The World’s Biggest Trade Accord Might Be Signed In The Next Year
After over 6 Years of conciliations, more than a dozen nations in Asia-Pacific are now intending to sign the world’s biggest trade agreement in 2020. The deal—which is called RCEP (Regional Comprehensive Economic Partnership)—involves all 10 nations from the ASEAN (Association of Southeast Asian Nations) league and five of its main trading partners are China, New Zealand, Australia, Japan, and South Korea. Together, the 15 nations make up close to one-third of the global population and international GDP (gross domestic product), as reported by Reuters. That is larger than other national trading blocs like the EU (European Union) and the USMCA (United States-Mexico-Canada Agreement).

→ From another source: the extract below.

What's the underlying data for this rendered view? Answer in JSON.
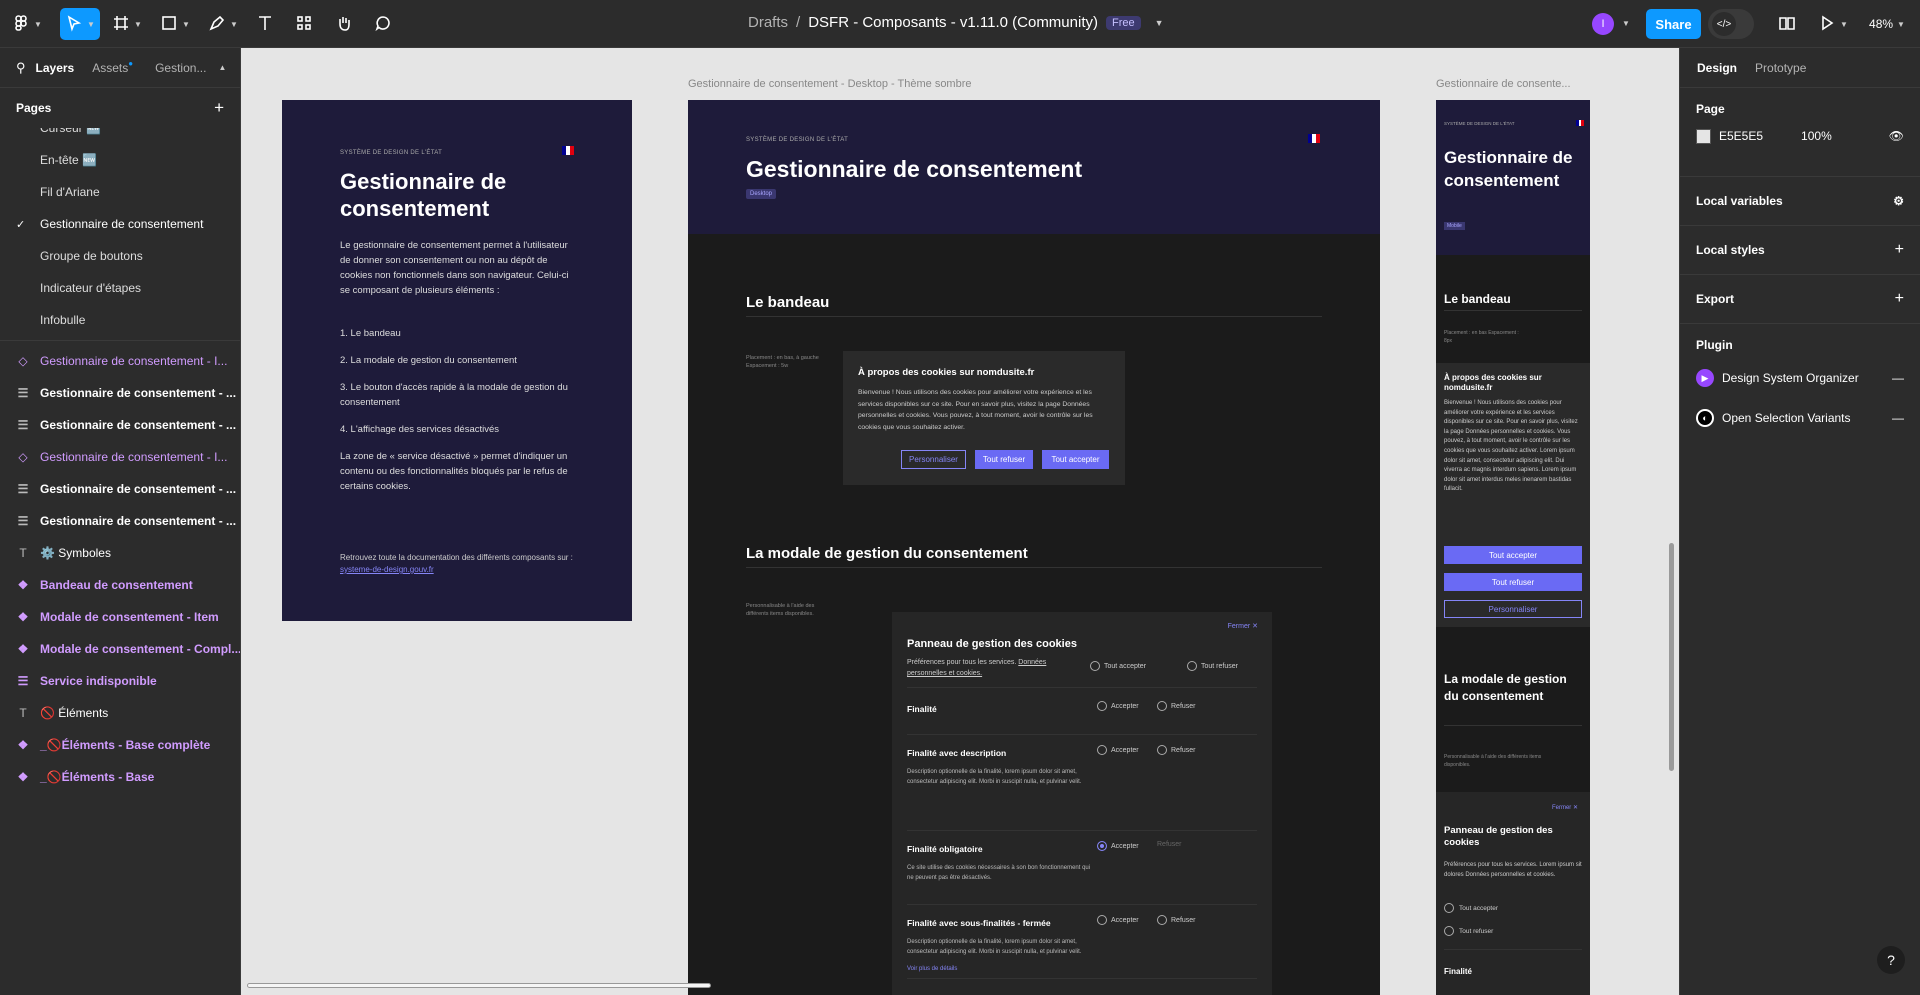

The mega-deal is on track with 16 nations but India opted not to join the trade truce over apprehensions that it will impact the South Asian nation’s domestic producers. The RCEP was initiated in November 2012 in Cambodia as an idea by ASEAN to motivate trade amongst its member states and other six countries. Those six other nations—China, Australia, Japan, India, South Korea, and New Zealand—already have separate free-trade accords with ASEAN. Joining hands under RCEP will advance commerce in the group by reducing levies, standardizing customs regulations and procedures, and broadening market access particularly amongst nations that do not have present trade deals.
On a similar note, earlier, China urged RCEP members to take in India for trade bloc. A Chinese state-run news agency offered proposals for including India in the RCEP. The report issued in Global Times reported, “The nations involved in the RCEP should not lose the probability to include India. For the partakers in the conciliations, it is worth thinking about how to convince India to reassess the trade deal. To attain its superpower dream, India must join RCEP.” Previously, India decided to stay out of the RCEP due to apprehensions that it will be swamped by imports and its national agriculture and industry sector would be placed at risk.